LINEE D'OMBRA

L’estate del nostro scontento scivola nel mese di agosto. Dunque, è proprio al numero di agosto-settembre de Lo Straniero che vi invito a dare un’occhiata. Per esempio, a questo editoriale di Vittorio Giacopini (dove c’è anche, naturalmente, Fortini).
Dieci autunni, per parafrasare Fortini, in chiave minore. Dieci stagioni – anche belle e affascinanti – di foglie morte. Nel 1983, quando esce il primo numero di “Linea d’ombra” (è l’anno del primo governo Craxi, per capirci), le invettive pasoliniane sulla grande Mutazione e il Genocidio da oscure profezie si stanno facendo cronaca ordinaria. L’Italia si prepara al decennio più stupido e insulso del Novecento e i collaboratori della nuova impresa di Fofi lo sanno e non la sanno, lo vedono e non lo vedono: è normale. Erede dei “Quaderni Piacentini”, di “Ombre Rosse”, “Linea d’ombra” avrebbe potuto essere ancora un’incarnazione del mandato tutto critico e politico di quelle esperienze se non fosse per un dettaglio, ma decisivo.
A trent’anni di distanza si può anche semplificare, farla breve. La fine della lunga fase dei “movimenti” trasformava per sempre il rapporto tra cultura e politica. Se le riviste avevano potuto pensarsi come “voci” di qualcosa, di qualcuno (arrischiati tentativi di “intellettuale collettivo”, per così dire), l’amara consapevolezza di non avere più niente e nessuno in nome di cui parlare faceva la differenza, e all’improvviso.
C’era di che restare raggelati e “Linea d’ombra” scelse la battaglia culturale, il lavoro di scavo, di scoperta, come frontiera mobile per sfuggire dalle more del “riflusso” nel privato, del successo a buon mercato, dell’edonismo. Rivista milanese, era il contrario della “Milano da bere”. Non parlando a nome di (quasi) nessuno e di (quasi) niente, poteva anche permettersi di non assomigliare a niente e nessuno (neanche a un anno dall’esordio, una finta lettera al direttore registra la differenza, ironicamente: “non è sgargiante, non è corporativa, non è ‘adelphiana’… non somiglia ad ‘Alfabeta’ o alle pagine culturali della ‘Repubblica’, di ‘Rinascita’, del ‘manifesto’”). Ma già dall’inizio, Fofi e i suoi collaboratori sapevano che serviva osare di più, alzare il tiro.

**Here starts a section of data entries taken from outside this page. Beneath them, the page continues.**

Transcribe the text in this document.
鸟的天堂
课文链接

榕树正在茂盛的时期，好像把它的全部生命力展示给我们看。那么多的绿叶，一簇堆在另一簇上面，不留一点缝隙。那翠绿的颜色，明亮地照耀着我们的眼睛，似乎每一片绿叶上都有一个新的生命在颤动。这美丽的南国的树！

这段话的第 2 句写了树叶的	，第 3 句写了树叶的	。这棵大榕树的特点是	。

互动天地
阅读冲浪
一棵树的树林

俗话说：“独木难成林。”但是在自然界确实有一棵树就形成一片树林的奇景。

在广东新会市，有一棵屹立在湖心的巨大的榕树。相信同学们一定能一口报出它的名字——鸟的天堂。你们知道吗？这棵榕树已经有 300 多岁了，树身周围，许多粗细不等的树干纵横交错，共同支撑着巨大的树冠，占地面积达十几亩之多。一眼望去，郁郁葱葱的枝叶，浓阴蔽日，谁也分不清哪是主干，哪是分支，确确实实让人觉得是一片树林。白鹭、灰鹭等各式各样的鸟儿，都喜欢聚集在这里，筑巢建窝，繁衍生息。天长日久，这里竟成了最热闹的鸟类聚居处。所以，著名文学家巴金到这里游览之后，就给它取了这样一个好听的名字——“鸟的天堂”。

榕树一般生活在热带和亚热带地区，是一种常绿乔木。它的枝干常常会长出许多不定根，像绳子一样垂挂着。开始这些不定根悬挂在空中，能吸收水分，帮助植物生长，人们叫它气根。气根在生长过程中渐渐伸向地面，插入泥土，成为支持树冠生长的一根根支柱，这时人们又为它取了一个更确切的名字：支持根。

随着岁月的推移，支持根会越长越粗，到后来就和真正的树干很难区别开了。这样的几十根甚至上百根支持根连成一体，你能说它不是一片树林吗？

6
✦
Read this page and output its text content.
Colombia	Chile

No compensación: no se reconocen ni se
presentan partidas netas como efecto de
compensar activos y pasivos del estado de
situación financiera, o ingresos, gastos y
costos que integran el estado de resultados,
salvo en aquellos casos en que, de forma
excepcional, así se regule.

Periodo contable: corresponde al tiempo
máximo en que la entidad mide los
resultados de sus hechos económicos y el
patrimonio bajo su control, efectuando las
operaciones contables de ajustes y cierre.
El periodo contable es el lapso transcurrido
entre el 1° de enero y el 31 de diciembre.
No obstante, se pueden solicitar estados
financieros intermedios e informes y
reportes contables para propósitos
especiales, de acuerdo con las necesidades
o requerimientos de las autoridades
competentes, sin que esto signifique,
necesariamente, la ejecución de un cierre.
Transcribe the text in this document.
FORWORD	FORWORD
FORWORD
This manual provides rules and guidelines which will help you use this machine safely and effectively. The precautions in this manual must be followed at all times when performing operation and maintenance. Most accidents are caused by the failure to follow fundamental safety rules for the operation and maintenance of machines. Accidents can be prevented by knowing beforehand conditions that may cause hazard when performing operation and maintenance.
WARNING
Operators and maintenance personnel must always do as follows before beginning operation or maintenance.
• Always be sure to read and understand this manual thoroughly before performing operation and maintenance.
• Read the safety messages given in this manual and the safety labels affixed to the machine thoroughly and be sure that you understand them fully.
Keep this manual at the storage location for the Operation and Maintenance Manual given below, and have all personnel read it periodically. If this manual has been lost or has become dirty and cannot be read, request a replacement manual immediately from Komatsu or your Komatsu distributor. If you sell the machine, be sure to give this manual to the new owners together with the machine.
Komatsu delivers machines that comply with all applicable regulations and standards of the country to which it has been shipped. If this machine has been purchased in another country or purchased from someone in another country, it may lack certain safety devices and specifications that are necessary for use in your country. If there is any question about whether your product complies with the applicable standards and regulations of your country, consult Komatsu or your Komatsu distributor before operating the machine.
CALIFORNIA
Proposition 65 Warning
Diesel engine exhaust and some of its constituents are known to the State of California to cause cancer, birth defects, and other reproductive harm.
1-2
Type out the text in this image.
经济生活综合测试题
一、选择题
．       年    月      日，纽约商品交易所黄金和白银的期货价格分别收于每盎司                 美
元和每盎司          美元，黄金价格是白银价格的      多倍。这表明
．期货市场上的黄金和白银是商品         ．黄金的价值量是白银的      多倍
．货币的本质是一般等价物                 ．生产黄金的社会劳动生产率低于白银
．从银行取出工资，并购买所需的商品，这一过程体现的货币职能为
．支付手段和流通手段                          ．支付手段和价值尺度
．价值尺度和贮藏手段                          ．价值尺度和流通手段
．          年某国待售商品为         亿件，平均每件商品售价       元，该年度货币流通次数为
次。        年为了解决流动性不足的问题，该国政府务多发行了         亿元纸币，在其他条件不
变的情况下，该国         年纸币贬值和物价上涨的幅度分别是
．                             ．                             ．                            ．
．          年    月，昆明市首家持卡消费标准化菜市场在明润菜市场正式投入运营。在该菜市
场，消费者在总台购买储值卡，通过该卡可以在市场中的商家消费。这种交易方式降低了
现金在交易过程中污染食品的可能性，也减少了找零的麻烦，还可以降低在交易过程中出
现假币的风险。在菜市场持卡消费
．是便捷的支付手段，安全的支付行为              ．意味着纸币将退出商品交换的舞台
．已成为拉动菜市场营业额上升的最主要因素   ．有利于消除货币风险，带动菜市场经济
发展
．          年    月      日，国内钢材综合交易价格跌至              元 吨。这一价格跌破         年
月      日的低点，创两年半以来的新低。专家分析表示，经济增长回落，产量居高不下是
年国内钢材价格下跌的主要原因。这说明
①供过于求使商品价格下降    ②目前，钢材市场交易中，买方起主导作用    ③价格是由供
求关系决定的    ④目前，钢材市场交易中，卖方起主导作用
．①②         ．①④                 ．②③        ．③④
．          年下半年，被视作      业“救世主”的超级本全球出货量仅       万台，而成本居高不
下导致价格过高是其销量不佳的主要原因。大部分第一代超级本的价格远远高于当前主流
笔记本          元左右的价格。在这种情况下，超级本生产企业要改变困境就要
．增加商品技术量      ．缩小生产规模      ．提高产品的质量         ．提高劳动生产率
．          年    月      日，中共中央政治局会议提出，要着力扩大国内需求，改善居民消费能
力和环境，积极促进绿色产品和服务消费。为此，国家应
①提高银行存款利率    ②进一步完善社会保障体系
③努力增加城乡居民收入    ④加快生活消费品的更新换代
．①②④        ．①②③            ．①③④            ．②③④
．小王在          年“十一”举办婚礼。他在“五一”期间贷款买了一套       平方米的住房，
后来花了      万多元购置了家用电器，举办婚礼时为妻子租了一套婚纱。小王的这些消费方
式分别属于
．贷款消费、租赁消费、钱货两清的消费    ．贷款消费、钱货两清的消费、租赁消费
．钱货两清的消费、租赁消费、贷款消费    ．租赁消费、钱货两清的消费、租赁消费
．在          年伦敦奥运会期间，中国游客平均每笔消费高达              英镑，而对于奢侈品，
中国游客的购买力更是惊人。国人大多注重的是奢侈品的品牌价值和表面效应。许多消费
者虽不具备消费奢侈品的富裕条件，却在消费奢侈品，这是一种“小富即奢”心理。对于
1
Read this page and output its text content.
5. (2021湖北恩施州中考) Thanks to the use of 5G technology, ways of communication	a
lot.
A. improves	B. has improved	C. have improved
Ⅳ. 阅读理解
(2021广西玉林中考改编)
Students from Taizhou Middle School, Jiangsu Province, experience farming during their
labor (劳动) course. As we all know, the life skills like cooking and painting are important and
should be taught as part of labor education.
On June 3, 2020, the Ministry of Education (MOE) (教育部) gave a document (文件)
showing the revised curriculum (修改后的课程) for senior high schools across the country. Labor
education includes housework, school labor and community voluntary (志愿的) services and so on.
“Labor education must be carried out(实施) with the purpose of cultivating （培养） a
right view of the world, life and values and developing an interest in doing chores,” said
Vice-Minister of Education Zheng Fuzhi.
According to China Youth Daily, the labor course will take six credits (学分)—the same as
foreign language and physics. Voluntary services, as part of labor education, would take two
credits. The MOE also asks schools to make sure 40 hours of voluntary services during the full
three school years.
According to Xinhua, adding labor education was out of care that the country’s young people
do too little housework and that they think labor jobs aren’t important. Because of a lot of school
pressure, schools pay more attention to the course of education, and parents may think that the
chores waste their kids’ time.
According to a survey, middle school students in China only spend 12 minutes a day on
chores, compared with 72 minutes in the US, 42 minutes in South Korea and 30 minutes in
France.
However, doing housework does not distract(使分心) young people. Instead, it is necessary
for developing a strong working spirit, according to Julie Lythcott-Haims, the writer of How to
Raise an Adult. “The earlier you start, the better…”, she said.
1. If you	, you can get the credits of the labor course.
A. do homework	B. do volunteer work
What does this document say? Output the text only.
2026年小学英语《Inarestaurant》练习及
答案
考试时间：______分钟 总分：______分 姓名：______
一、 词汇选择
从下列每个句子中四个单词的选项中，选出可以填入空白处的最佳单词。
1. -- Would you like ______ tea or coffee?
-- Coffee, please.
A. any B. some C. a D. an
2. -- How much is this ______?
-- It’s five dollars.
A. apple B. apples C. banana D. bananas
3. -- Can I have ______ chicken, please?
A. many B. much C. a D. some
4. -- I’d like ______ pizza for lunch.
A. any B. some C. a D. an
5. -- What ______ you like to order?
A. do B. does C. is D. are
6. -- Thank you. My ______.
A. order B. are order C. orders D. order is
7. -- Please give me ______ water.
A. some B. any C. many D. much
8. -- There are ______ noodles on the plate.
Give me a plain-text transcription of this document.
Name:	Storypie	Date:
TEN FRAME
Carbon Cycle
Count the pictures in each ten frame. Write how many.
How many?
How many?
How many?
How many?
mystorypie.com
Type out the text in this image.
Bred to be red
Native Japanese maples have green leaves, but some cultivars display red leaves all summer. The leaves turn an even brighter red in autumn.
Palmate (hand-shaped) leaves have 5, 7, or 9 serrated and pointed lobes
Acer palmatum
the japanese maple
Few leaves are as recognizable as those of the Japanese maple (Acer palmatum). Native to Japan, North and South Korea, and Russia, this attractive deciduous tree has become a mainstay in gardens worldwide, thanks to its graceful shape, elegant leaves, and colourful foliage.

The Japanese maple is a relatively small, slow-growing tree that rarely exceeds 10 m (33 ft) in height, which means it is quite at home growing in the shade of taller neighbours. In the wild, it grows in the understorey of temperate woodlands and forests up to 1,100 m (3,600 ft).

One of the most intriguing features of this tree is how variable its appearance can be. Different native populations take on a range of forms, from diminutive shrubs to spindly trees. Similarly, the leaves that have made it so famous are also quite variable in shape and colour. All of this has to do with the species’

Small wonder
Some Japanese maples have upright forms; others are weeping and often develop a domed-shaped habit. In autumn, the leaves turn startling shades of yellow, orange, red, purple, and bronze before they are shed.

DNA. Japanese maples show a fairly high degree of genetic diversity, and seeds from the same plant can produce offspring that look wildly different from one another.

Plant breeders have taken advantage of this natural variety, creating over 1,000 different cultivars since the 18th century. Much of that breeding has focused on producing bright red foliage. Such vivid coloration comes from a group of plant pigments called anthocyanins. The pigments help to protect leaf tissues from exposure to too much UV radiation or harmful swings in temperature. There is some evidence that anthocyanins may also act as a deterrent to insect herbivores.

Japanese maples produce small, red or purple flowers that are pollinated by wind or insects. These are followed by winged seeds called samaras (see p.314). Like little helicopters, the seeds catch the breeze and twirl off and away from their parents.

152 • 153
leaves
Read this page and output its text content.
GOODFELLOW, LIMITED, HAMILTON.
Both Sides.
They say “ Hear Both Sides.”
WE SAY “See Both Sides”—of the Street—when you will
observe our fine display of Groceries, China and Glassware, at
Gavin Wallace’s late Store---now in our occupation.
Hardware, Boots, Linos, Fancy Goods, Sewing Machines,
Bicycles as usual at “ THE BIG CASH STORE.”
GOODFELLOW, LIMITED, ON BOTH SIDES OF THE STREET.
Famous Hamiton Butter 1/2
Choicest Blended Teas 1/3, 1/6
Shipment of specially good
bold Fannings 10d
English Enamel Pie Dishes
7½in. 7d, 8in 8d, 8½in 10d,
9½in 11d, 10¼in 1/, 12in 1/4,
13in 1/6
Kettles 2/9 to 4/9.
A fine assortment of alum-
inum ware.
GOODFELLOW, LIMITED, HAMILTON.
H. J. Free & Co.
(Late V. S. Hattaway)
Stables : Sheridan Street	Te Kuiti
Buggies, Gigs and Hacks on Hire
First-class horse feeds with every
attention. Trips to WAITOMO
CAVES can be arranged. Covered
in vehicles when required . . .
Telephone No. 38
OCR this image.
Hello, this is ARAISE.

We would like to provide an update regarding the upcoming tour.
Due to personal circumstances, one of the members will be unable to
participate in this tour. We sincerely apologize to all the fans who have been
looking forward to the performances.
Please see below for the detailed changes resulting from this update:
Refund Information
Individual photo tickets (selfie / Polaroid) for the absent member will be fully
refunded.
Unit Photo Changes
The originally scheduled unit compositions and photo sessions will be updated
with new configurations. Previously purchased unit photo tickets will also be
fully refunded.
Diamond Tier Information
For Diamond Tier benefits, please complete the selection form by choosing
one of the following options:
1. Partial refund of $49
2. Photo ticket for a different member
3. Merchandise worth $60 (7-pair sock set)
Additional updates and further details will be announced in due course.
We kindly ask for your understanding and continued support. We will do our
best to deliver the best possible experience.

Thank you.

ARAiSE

Nella stessa (finta) lettera al direttore, c’è anche un programma segreto mascherato da recriminazione impaziente, insofferenza. “Se un limite la rivista ha è, secondo me, quello di non dare fastidio a nessuno. Non mi pare una bella cosa…”. Non era vero ma toccava porsi il problema e chiedere di più a se stessi, non impigrirsi (del resto è ancora così, poco da fare: la reazione sono almeno trent’anni che è un muro di gomma). Eccezionale laboratorio di cultura e di critica della cultura, “Linea d’ombra” è stata, almeno da quel momento, anche una voce di intervento politico, o quasi politico. L’attenzione al “contesto” si è fatta con gli anni sempre più intensa e gli “editoriali” raccolti in questa breve “antologia” stanno a provarlo. Dieci anni, dieci autunni dopo, siamo già alla Seconda Repubblica, alla Bolognina di Occhetto, a Mani Pulite. Come vedrete, chi faceva la rivista questo cambio di fase l’aveva intuito benissimo, stavolta. Si aprivano altre stagioni (…dieci inverni?). L’ultimo editoriale che presentiamo parla di “bonaccia e tempesta”, lucidamente. Siamo ancora dalla parti di Conrad e forse c’è una morale o qualcosa che ci assomiglia, quantomeno. C’è sempre una linea d’ombra da attraversare. Non è un gioco di parole: vale anche oggi.